EU predicts grim future for Europe's weather

Increasingly frequent storms, floods, droughts and other extreme weather across Europe are consequences of global warming and other climate changes, the European Environment Agency said today.

EU predicts grim future for Europe's weather

Increasingly frequent storms, floods, droughts and other extreme weather across Europe are consequences of global warming and other climate changes, the European Environment Agency said today.

Its report that draws a grim picture of rising sea levels, melting glaciers in the Alps and deadly heat waves.

The 107-page report by the EU agency ”underlines that strategies are needed, at European, regional, national and local levels to adapt to climate change”, said Jacqueline McGlade, the EEA’s executive director.

“Europe has to continue to lead worldwide efforts to reduce greenhouse gas emissions,” McGlade said.

The climate changes “will considerably affect our societies and environments for decades and centuries to come”, she said in a statement in connection with the release of the report: Impacts of Europe’s Changing Climate.

Global warming is believed to be caused by human activities, in particular emissions of heat-trapping greenhouse gases such as carbon dioxide from the burning of fossil fuels.

In a statement issued by the Copenhagen-based agency, McGlade called for the ratification of the 1997 UN pact for combating climate change, known as the Kyoto Protocol.

The protocol aims to reduce carbon-dioxide emissions worldwide in 2010 to 8% below 1990 levels. The emissions degrade the Earth’s protective ozone layer.

The United States, the world’s biggest emitter of greenhouse gases, has refused to sign, arguing the agreement would be harmful to its economy.

So far 123 countries, including all 25 EU members, have signed. But without Russia or the United States the accord cannot take effect, because it must be ratified by nations representing 55% of the industrialised world’s emissions.

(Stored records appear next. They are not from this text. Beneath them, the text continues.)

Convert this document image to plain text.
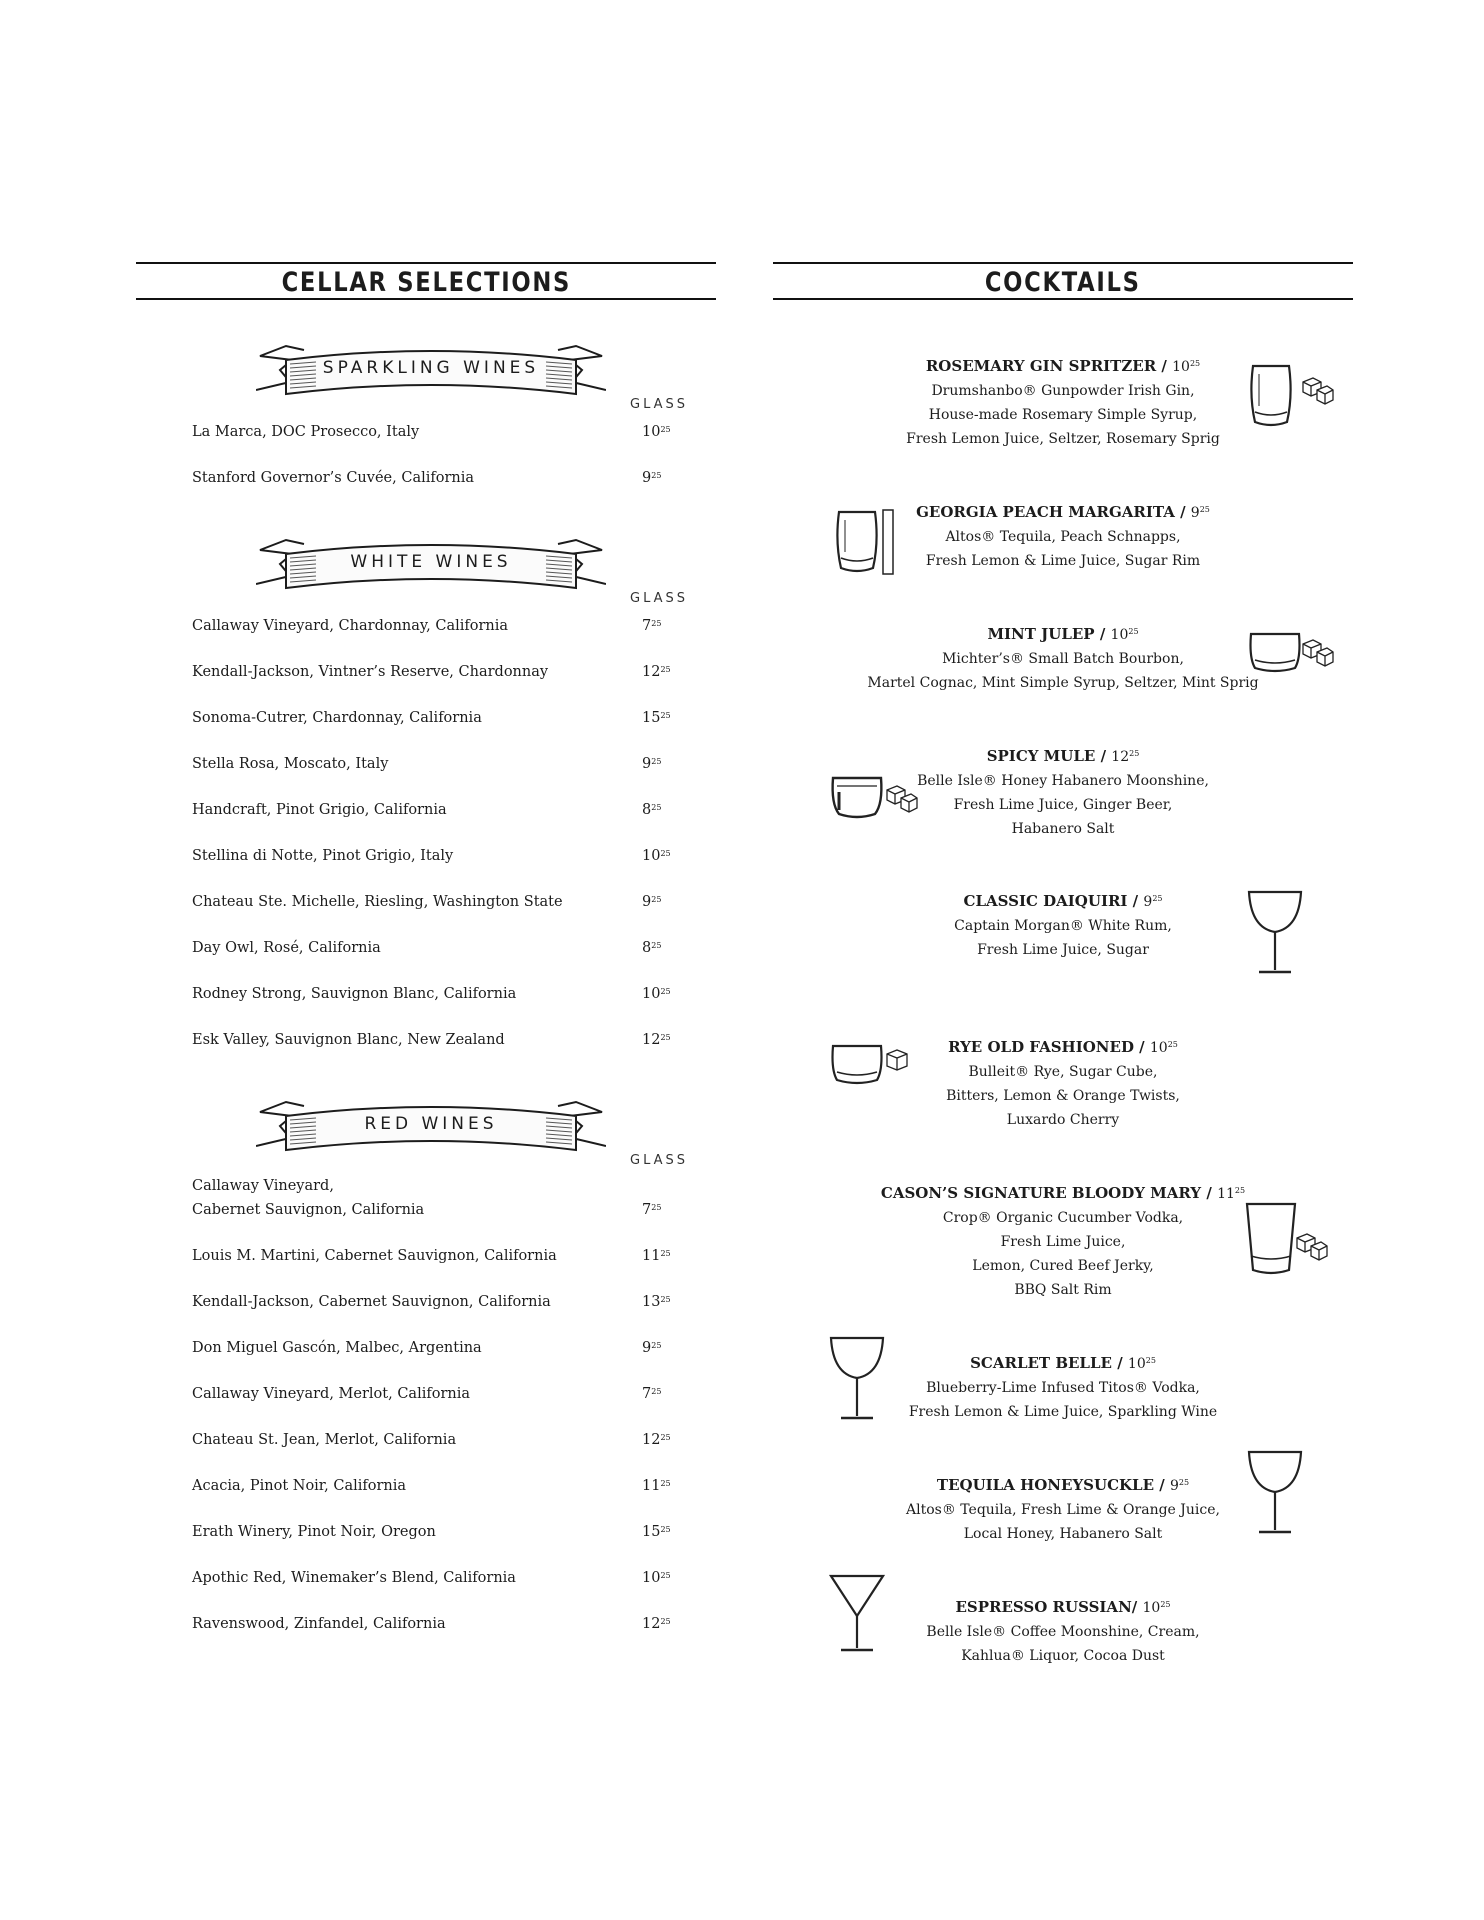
CELLAR SELECTIONS
SPARKLING WINES
GLASS
La Marca, DOC Prosecco, Italy	$10^{25}$
Stanford Governor’s Cuvée, California	$9^{25}$
WHITE WINES
GLASS
Callaway Vineyard, Chardonnay, California	$7^{25}$
Kendall-Jackson, Vintner’s Reserve, Chardonnay	$12^{25}$
Sonoma-Cutrer, Chardonnay, California	$15^{25}$
Stella Rosa, Moscato, Italy	$9^{25}$
Handcraft, Pinot Grigio, California	$8^{25}$
Stellina di Notte, Pinot Grigio, Italy	$10^{25}$
Chateau Ste. Michelle, Riesling, Washington State	$9^{25}$
Day Owl, Rosé, California	$8^{25}$
Rodney Strong, Sauvignon Blanc, California	$10^{25}$
Esk Valley, Sauvignon Blanc, New Zealand	$12^{25}$
RED WINES
GLASS
Callaway Vineyard,
Cabernet Sauvignon, California	$7^{25}$
Louis M. Martini, Cabernet Sauvignon, California	$11^{25}$
Kendall-Jackson, Cabernet Sauvignon, California	$13^{25}$
Don Miguel Gascón, Malbec, Argentina	$9^{25}$
Callaway Vineyard, Merlot, California	$7^{25}$
Chateau St. Jean, Merlot, California	$12^{25}$
Acacia, Pinot Noir, California	$11^{25}$
Erath Winery, Pinot Noir, Oregon	$15^{25}$
Apothic Red, Winemaker’s Blend, California	$10^{25}$
Ravenswood, Zinfandel, California	$12^{25}$
COCKTAILS
ROSEMARY GIN SPRITZER / $10^{25}$
Drumshanbo® Gunpowder Irish Gin,
House-made Rosemary Simple Syrup,
Fresh Lemon Juice, Seltzer, Rosemary Sprig
GEORGIA PEACH MARGARITA / $9^{25}$
Altos® Tequila, Peach Schnapps,
Fresh Lemon & Lime Juice, Sugar Rim
MINT JULEP / $10^{25}$
Michter’s® Small Batch Bourbon,
Martel Cognac, Mint Simple Syrup, Seltzer, Mint Sprig
SPICY MULE / $12^{25}$
Belle Isle® Honey Habanero Moonshine,
Fresh Lime Juice, Ginger Beer,
Habanero Salt
CLASSIC DAIQUIRI / $9^{25}$
Captain Morgan® White Rum,
Fresh Lime Juice, Sugar
RYE OLD FASHIONED / $10^{25}$
Bulleit® Rye, Sugar Cube,
Bitters, Lemon & Orange Twists,
Luxardo Cherry
CASON’S SIGNATURE BLOODY MARY / $11^{25}$
Crop® Organic Cucumber Vodka,
Fresh Lime Juice,
Lemon, Cured Beef Jerky,
BBQ Salt Rim
SCARLET BELLE / $10^{25}$
Blueberry-Lime Infused Titos® Vodka,
Fresh Lemon & Lime Juice, Sparkling Wine
TEQUILA HONEYSUCKLE / $9^{25}$
Altos® Tequila, Fresh Lime & Orange Juice,
Local Honey, Habanero Salt
ESPRESSO RUSSIAN/ $10^{25}$
Belle Isle® Coffee Moonshine, Cream,
Kahlua® Liquor, Cocoa Dust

Russian officials said earlier this year that it was unlikely their country would ratify any time soon.

The 1990s were the warmest decade on record, and the three hottest years recorded – 1998, 2002 and 2003 – occurred in the last six years, the EEA said. The global warming rate is now almost 0.2 C per decade.

The report singled out summer floods across Europe two years ago and last year’s summer heat wave in western and southern Europe as recent examples of how destructive extreme weather can be.

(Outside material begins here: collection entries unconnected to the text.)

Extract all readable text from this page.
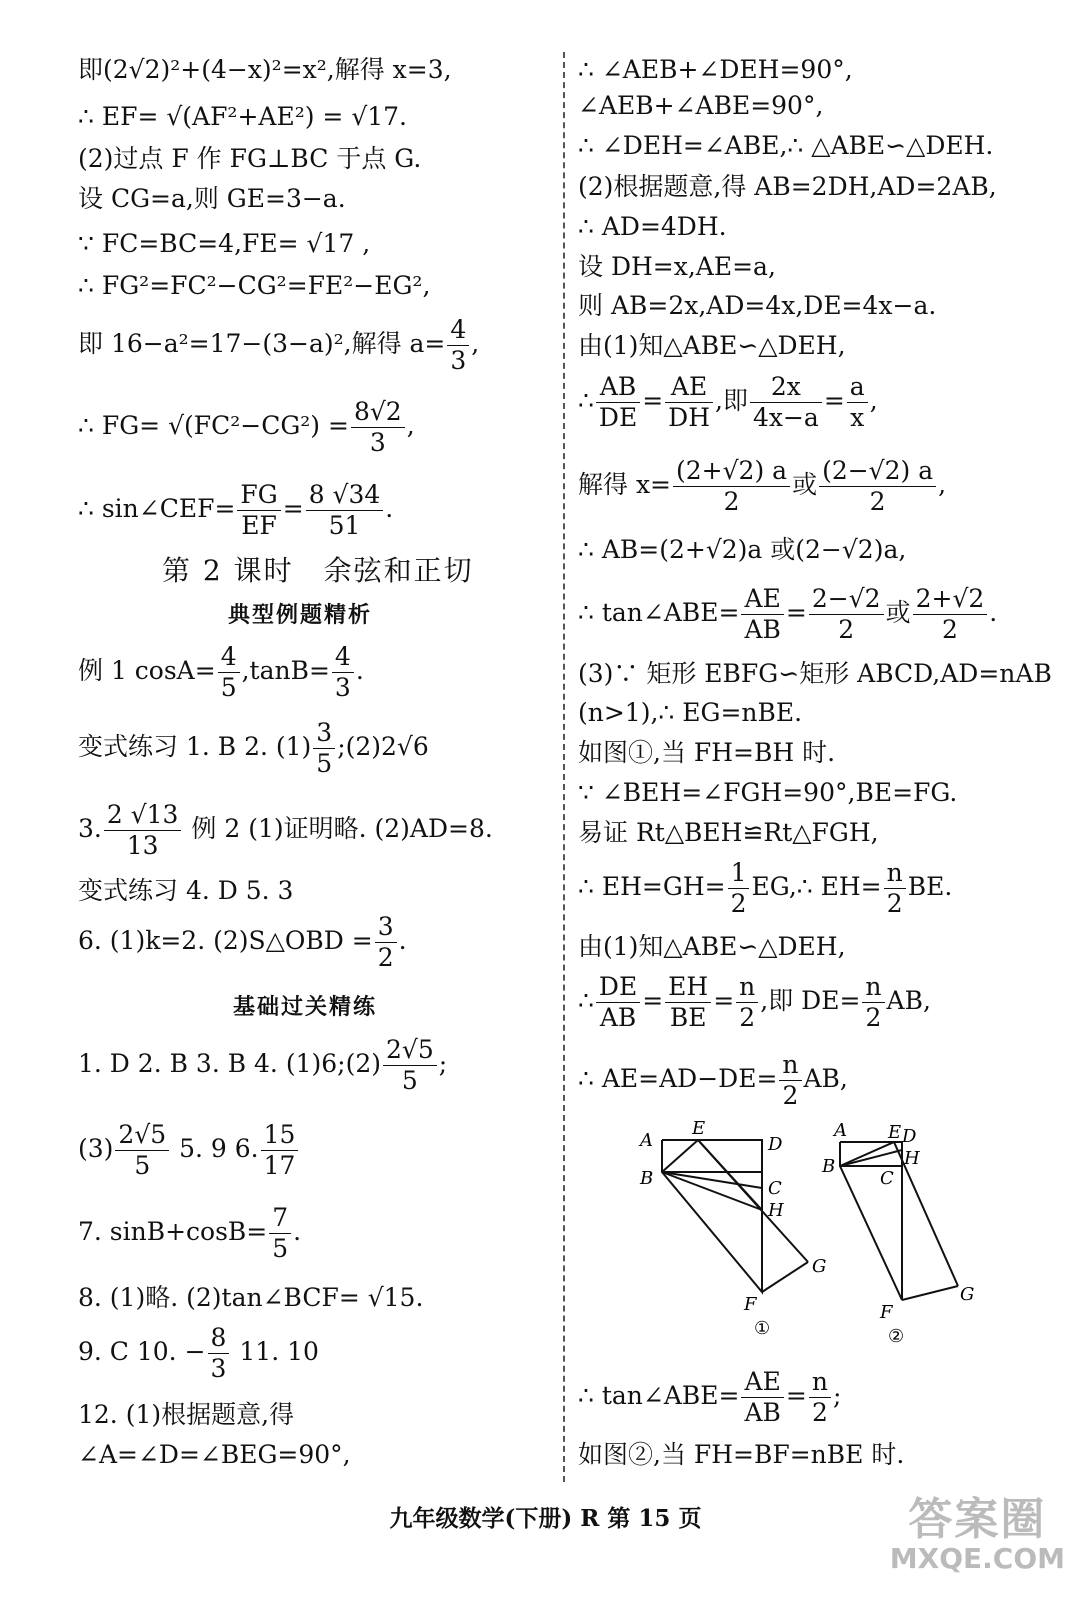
即(2√2)²+(4−x)²=x²,解得 x=3,
∴ EF= √(AF²+AE²) = √17.
(2)过点 F 作 FG⊥BC 于点 G.
设 CG=a,则 GE=3−a.
∵ FC=BC=4,FE= √17 ,
∴ FG²=FC²−CG²=FE²−EG²,
即 16−a²=17−(3−a)²,解得 $a= \frac{4}{3}$ ,
∴ $FG= √(FC^2-CG^2) = \frac{8√2}{3}$ ,
∴ sin∠CEF= $\frac{FG}{EF} = \frac{8 √34}{51}$ .
第 2 课时　余弦和正切
典型例题精析
例 1 $\cos A= \frac{4}{5} ,\tan B= \frac{4}{3}$ .
变式练习 1. B 2. $(1) \frac{3}{5}$ ;(2)2√6
3. $\frac{2 √13}{13}$ 例 2 (1)证明略. (2)AD=8.
变式练习 4. D 5. 3
6. (1)k=2. (2)S△OBD = $\frac{3}{2}$ .
基础过关精练
1. D 2. B 3. B 4. (1)6;(2) $\frac{2√5}{5}$ ;
$(3) \frac{2√5}{5} 5$. 9 6. $\frac{15}{17}$
7. $\sin B+\cos B= \frac{7}{5}$ .
8. (1)略. (2)tan∠BCF= √15.
9. C 10. − $\frac{8}{3} 11$. 10
12. (1)根据题意,得
∠A=∠D=∠BEG=90°,
∴ ∠AEB+∠DEH=90°,
∠AEB+∠ABE=90°,
∴ ∠DEH=∠ABE,∴ △ABE∽△DEH.
(2)根据题意,得 AB=2DH,AD=2AB,
∴ AD=4DH.
设 DH=x,AE=a,
则 AB=2x,AD=4x,DE=4x−a.
由(1)知△ABE∽△DEH,
∴ $\frac{AB}{DE} = \frac{AE}{DH}$ ,即 $\frac{2x}{4x-a} = \frac{a}{x}$ ,
解得 $x= \frac{(2+√2) a}{2}$ 或 $\frac{(2-√2) a}{2}$ ,
∴ AB=(2+√2)a 或(2−√2)a,
∴ tan∠ABE= $\frac{AE}{AB} = \frac{2-√2}{2}$ 或 $\frac{2+√2}{2}$ .
(3)∵ 矩形 EBFG∽矩形 ABCD,AD=nAB
(n>1),∴ EG=nBE.
如图①,当 FH=BH 时.
∵ ∠BEH=∠FGH=90°,BE=FG.
易证 Rt△BEH≌Rt△FGH,
∴ $EH=GH= \frac{1}{2}$ EG,∴ $EH= \frac{n}{2}$ BE.
由(1)知△ABE∽△DEH,
∴ $\frac{DE}{AB} = \frac{EH}{BE} = \frac{n}{2}$ ,即 $DE= \frac{n}{2}$ AB,
∴ $AE=AD-DE= \frac{n}{2}$ AB,
A
E
D
B	C
H
G
F
①
A E D
B	H
C
G
F
②
∴ tan∠ABE= $\frac{AE}{AB} = \frac{n}{2}$ ;
如图②,当 FH=BF=nBE 时.
九年级数学(下册) R 第 15 页	答案圈
MXQE.COM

The flooding killed about 80 people in 11 countries, affected more than 600,000 and caused economic losses of at least €14.8bn, according to the agency.

More than 20,000 deaths, many among elderly people, were recorded during the European heat wave in 2003, which also caused up to 30% of crop harvests in many southern countries to fail, the EEA said.

Melting reduced the mass of the Alpine glaciers by one-tenth in 2003 alone, and three quarters of those glaciers could disappear by 2050, the report said.

Sea levels along European shores rose by 0.8-3.0mm per year in the last century. The rate of increase is projected to be two to four times higher during this century.

The EEA covers the 25 EU countries and Bulgaria, Romania, Turkey, Iceland, Liechtenstein and Norway.